2017 uk GENERAL ELECTION
The base tool was configured within three days to analyse the data and present the findings live. It scaled to over 150 tweets/second.
Interact with the graphs on the right to see how sentiment changed over time, and how turbulent the Referendum night itself was.
Sentiment analysis for UK Parties
How did we do it?
Similar to the US Presidential Eleciton, and the EU Referendum in the past, we wanted to analyse mass public opinion on the four parties. We took the concept from idea to live in 10 working days, with some modifications to the system. The tool is a reusable solution that organisations can customize to their needs: it is low cost, easy to use and quick to deliver.
- Planned and agreed desired outcome Agreed on feature prioritisation and set deadlines for our minimum viable product (MVP).
- Commenced UX Research to create initial wireframes.
- Set up the core social analytics engine.
- Analysed Twitter, searching for specific keywords (around 15 keywords referenced to the target topic).
- Python script generated for offline classification of tweets to build a corpus.
Saved data into a database (AWS Aurora dB)
including: date of tweet, language, author, content and of course, sentiment.
- To link the front end web page and the database, we made use of two Amazon Web Services tools: API Gateway and Lambda.
- From API Gateway we created a URL - which upon requesting triggers a Lambda function written in Python. The Lambda function queries the database, does some light calculations, and returns the results as JSON.
- These results make up the body of the URL’s response, which is then displayed on the webpage for the front-end to work with.
- Tweets are re-loaded into the database with the new sentiment analysis to ensure sentiment classifications are relevant for the current election.
- Created interactive front-end UI from UX wireframes.
- Integrated front-end code into SPARCK Live site.
- A couple of minor production changes for performance.
- Linked front-end code to the live system, and tested against a live stream of >300 Tweets per second to test integrity under load.
- Launched SPARCK LAB to the public through http://sparck.io/lab
What technologies did we use, and why?
Amazon Web Services (AWS) was the obvious choice for an agile, scalable, secure and cost effective environment. Prior to deploying any solution, a great deal of planning and evaluation took place in terms of the architecture, selection of technology components and all related aspects of integration. Every design was carefully reviewed and evaluated against AWS best practices and the AWS Well-Architected Framework and its pillars: Security, Reliability, Performance Efficiency and Cost Optimisation. While a full ISO 27001 ISMS (Information Security Management System) would be too much for this simple project, several advanced AWS checklists were used to ensure the AWS environment is configured in an agile standard, secure and consistent manner that allows to build up on good security and monitoring practices, regardless of future changes. Example of these best practices would include how the AWS account is configured (separate from the billing account), monitored (AWS CloudTrail/CloudWatch and external), documented (Confluence), how access is governed (complex passwords, MFA, central break-glass) and how critical data is stored (separate AWS account/off-site in a secure global repository).

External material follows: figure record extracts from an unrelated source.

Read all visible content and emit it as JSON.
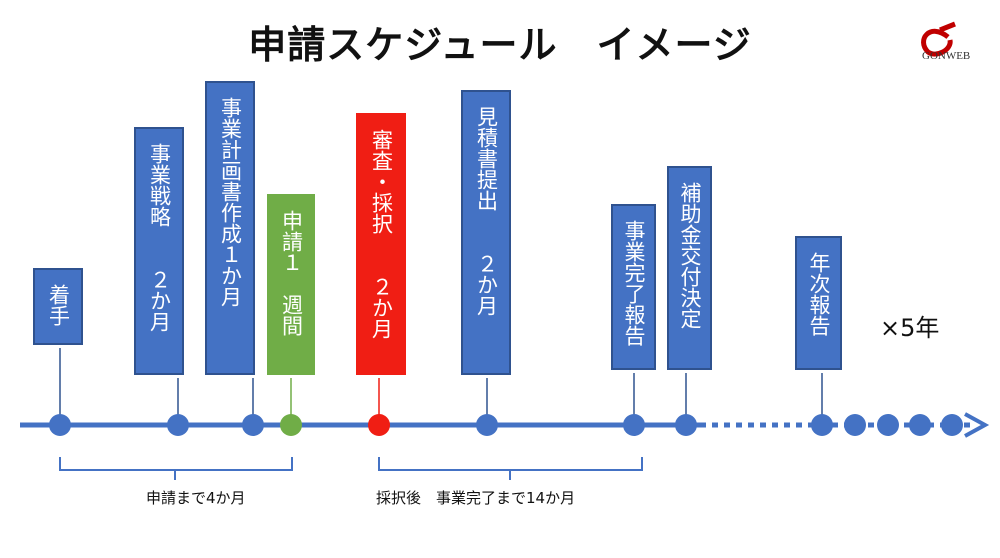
{
  "title": "申請スケジュール　イメージ",
  "logo": "GONWEB",
  "steps": [
    {
      "label": "着手",
      "color": "#4472c4"
    },
    {
      "label": "事業戦略　　２か月",
      "color": "#4472c4"
    },
    {
      "label": "事業計画書作成１か月",
      "color": "#4472c4"
    },
    {
      "label": "申請１　週間",
      "color": "#70ad47"
    },
    {
      "label": "審査・採択　　２か月",
      "color": "#f01e14"
    },
    {
      "label": "見積書提出　　２か月",
      "color": "#4472c4"
    },
    {
      "label": "事業完了報告",
      "color": "#4472c4"
    },
    {
      "label": "補助金交付決定",
      "color": "#4472c4"
    },
    {
      "label": "年次報告",
      "color": "#4472c4"
    }
  ],
  "repeat": "×5年",
  "brackets": [
    "申請まで4か月",
    "採択後　事業完了まで14か月"
  ]
}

Aurora RDS was chosen, as it is an AWS database engine that combines speed and high-reliability with simplicity and cost-effectiveness. It delivers up to five times the throughput of a standard MySql database running on the same hardware. (source: Amazon – AWS).
Out of the box monitoring CloudTrail was enabled on a Global level (in case any future services would be used, in other regions, thus avoiding any potential future gaps in logging) and security kept in an AWS S3 bucket with MFA delete protection and life cycle archiving. As such each API call is logged and each log entry is validated through the use of digest files, thus allowing to detect whether any log files were changed, deleted of modified since its delivery.
Cloud Watch was used for alarms and notification, as it allows for alerting through alarms and the build in Simple Notification Service.
In short, the chosen technologies allow for an agile environment that is secure, high-performant, elastic and extremely cost effective.